Residents and visitors can expect to see more smoke from fires deliberately set from an area north of Reno, around Lake Tahoe and south to the California line.

“It’s going to be in everyone’s backyard a lot more,” Rita Ayers-Vollmer, a spokeswoman for Humboldt Toiyabe National Forest, told the Reno Gazette-Journal.

Crews plan to burn roughly 300 acres along the Carson Range in 2013 — twice as much as last year and significantly more than the roughly 200 acres deliberately burned most years, said Steve Howell, a fuels specialist in the Carson Ranger District.

“It’s starting to be more and more acres. We’re trying to do more every year,” Howell said.

Prescribed burns typically target the forest’s so-called “understory” — brush, shrubs and saplings that, combined with pine needles, pine cones and other ground litter, can carry a wildfire into treetops while quickly spreading.
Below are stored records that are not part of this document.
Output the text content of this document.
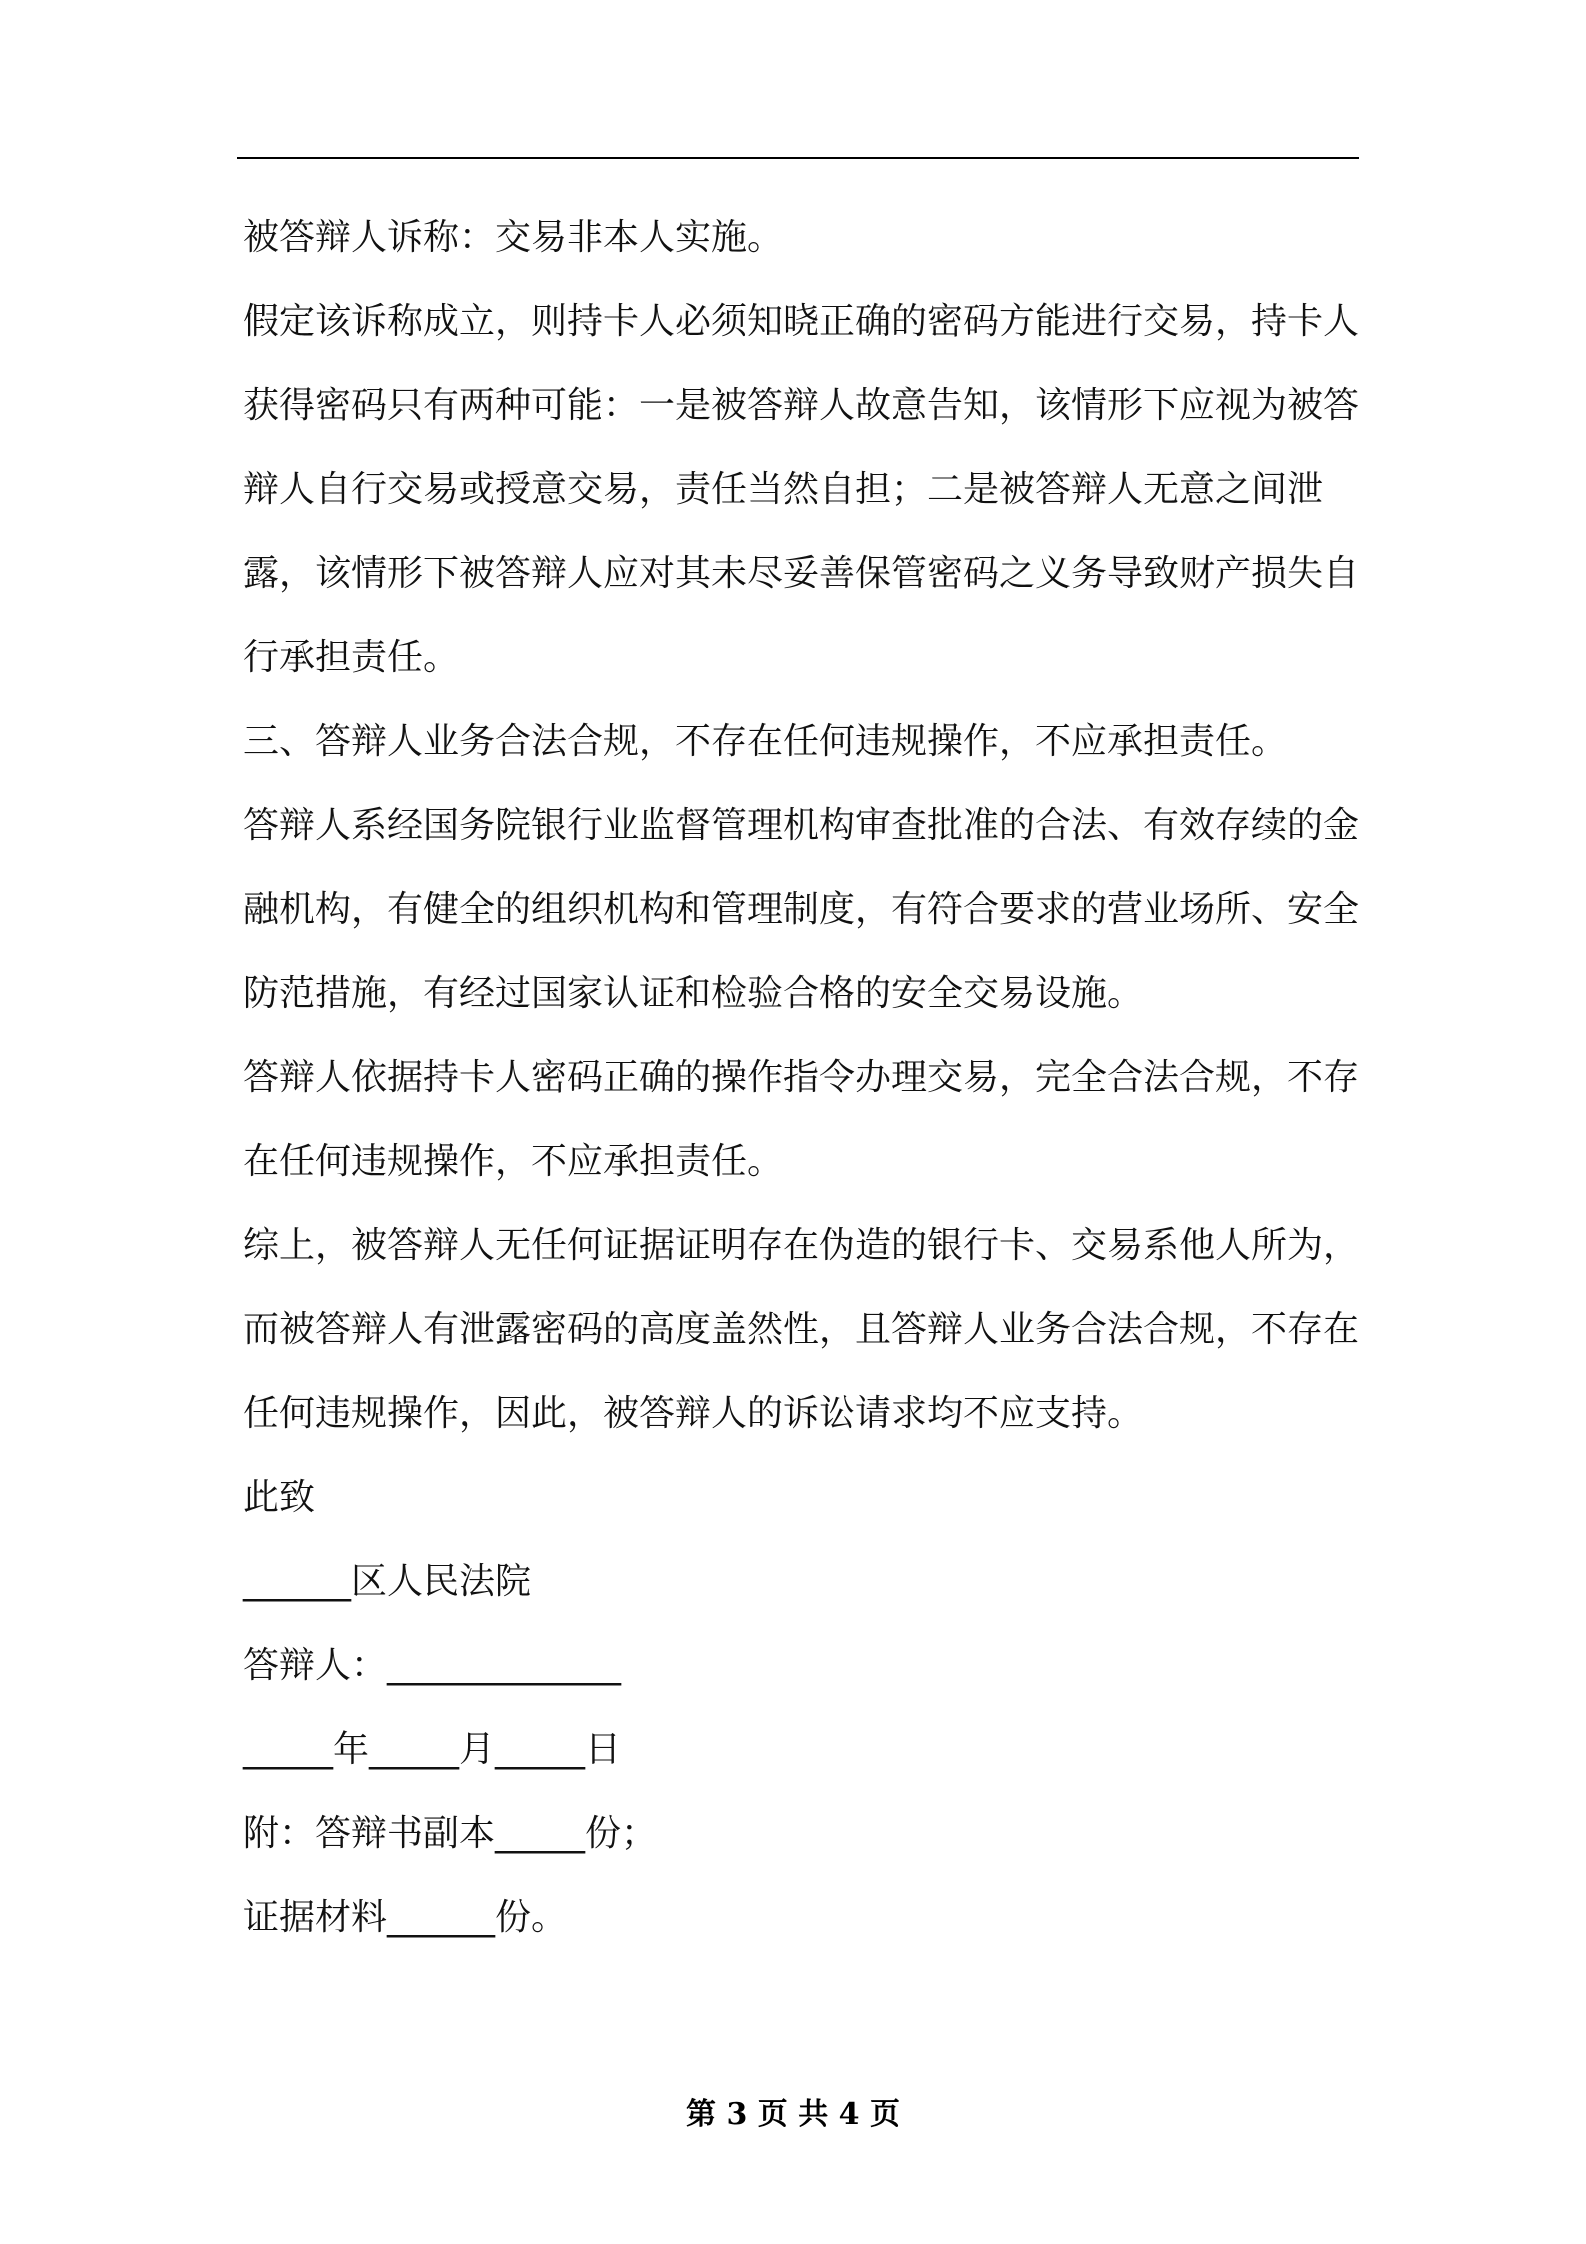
被答辩人诉称：交易非本人实施。

假定该诉称成立，则持卡人必须知晓正确的密码方能进行交易，持卡人获得密码只有两种可能：一是被答辩人故意告知，该情形下应视为被答辩人自行交易或授意交易，责任当然自担；二是被答辩人无意之间泄露，该情形下被答辩人应对其未尽妥善保管密码之义务导致财产损失自行承担责任。

三、答辩人业务合法合规，不存在任何违规操作，不应承担责任。

答辩人系经国务院银行业监督管理机构审查批准的合法、有效存续的金融机构，有健全的组织机构和管理制度，有符合要求的营业场所、安全防范措施，有经过国家认证和检验合格的安全交易设施。

答辩人依据持卡人密码正确的操作指令办理交易，完全合法合规，不存在任何违规操作，不应承担责任。

综上，被答辩人无任何证据证明存在伪造的银行卡、交易系他人所为，而被答辩人有泄露密码的高度盖然性，且答辩人业务合法合规，不存在任何违规操作，因此，被答辩人的诉讼请求均不应支持。

此致

______区人民法院

答辩人：_____________

_____年_____月_____日

附：答辩书副本_____份；

证据材料______份。

第 3 页 共 4 页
On the down side, prescribed fires sometimes escape control, morphing into wildfires. One set by the National Park Service near Los Alamos, N.M., in 2000 blew out of control, forcing evacuation of the entire city and destroying 235 homes.

In March of last year, a 50-acre burn started southwest of Denver by the Colorado State Forest Service exploded out of control and burned for a week, killing three and destroying more than 20 structures. The disaster prompted some critics to question whether the benefits of prescribed fires might be outweighed by their potential risk.
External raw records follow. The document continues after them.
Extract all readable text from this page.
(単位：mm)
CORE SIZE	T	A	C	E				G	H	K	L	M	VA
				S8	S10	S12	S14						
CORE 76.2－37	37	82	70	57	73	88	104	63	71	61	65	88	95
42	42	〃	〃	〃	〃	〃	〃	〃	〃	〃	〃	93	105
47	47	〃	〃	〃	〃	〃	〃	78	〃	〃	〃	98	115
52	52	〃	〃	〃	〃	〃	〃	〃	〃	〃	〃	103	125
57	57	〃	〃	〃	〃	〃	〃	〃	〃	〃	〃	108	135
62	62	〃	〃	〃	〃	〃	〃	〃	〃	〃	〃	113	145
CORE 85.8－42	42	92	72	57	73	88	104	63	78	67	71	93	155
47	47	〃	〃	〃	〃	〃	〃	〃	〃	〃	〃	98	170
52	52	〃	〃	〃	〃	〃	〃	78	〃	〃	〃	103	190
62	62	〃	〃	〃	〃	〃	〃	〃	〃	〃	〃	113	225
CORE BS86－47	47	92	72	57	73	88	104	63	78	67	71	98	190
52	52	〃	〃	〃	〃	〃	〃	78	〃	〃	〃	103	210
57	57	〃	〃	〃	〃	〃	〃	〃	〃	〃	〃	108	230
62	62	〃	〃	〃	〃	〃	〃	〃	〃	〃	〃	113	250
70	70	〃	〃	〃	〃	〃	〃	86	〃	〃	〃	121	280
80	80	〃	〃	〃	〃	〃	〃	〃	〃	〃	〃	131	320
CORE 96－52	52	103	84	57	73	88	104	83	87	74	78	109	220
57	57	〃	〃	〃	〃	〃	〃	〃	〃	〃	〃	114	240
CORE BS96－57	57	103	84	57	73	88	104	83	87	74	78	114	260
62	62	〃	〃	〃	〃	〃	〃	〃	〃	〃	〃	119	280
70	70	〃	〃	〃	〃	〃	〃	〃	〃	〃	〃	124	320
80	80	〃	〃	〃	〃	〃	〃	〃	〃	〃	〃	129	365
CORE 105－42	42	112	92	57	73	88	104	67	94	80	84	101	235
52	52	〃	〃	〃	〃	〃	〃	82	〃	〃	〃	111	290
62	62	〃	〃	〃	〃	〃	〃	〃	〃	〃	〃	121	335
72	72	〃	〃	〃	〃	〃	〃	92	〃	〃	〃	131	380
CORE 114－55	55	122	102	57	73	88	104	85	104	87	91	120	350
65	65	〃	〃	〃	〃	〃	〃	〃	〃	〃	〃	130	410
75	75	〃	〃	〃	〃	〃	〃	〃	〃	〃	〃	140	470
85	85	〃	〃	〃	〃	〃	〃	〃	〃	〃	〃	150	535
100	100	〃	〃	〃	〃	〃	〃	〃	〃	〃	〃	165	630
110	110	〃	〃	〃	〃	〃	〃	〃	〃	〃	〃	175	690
“Those things do happen. The risk factor is definitely there,” said Roger Walker, a professor and forestry expert at the University of Nevada, Reno.

Crews in Nevada recently conducted sizeable burns in Dog Valley outside Verdi and in Whites Creek Canyon south of Reno, and might do another one soon near Markleeville, Calif. Officials also plan a 100-acre burn along the East Fork of the Walker River.

At Lake Tahoe, 750 acres have been torched since October as part of an annual program covering about 1,200 acres, said Cheva Heck, a spokeswoman for the U.S. Forest Service Lake Tahoe Basin Management Unit.

Other methods to treat forest fuels include mechanical thinning of overgrown forests and the use of livestock to graze flammable ground vegetation.

Areas treated with prescribed fire or thinning — or sometimes both — can essentially serve as a sort of speed bump in forested terrain, slowing a wildfire’s spread and allowing firefighters a chance to gain ground.

Controlled burns can only occur when certain wind and humidity conditions exist, and planned fires often have to be canceled when they don’t.

That was the case last year, when drought conditions limited the amount of federal, state and private land treated nationwide by prescribed fire to about 1.9 million acres, according to the fire center. Typically, between 2 million and 3 million acres of land is treated.

When feasible, prescribed fires are a desirable method to treat fire fuels because the process is so affordable, Romero said. It typically costs between $30 and $200 to burn an acre of forest with fire compared to $250 to $1,000 per acre for mechanical thinning, Romero said.

Impacts from uncontrolled wildfires are far more significant to people and prescribed fires have definitely shown their worth in reducing that overall danger, he said.

“It’s a constant balancing act,” Romero said. “Fire is going to come visit at some point. We know that through experience.”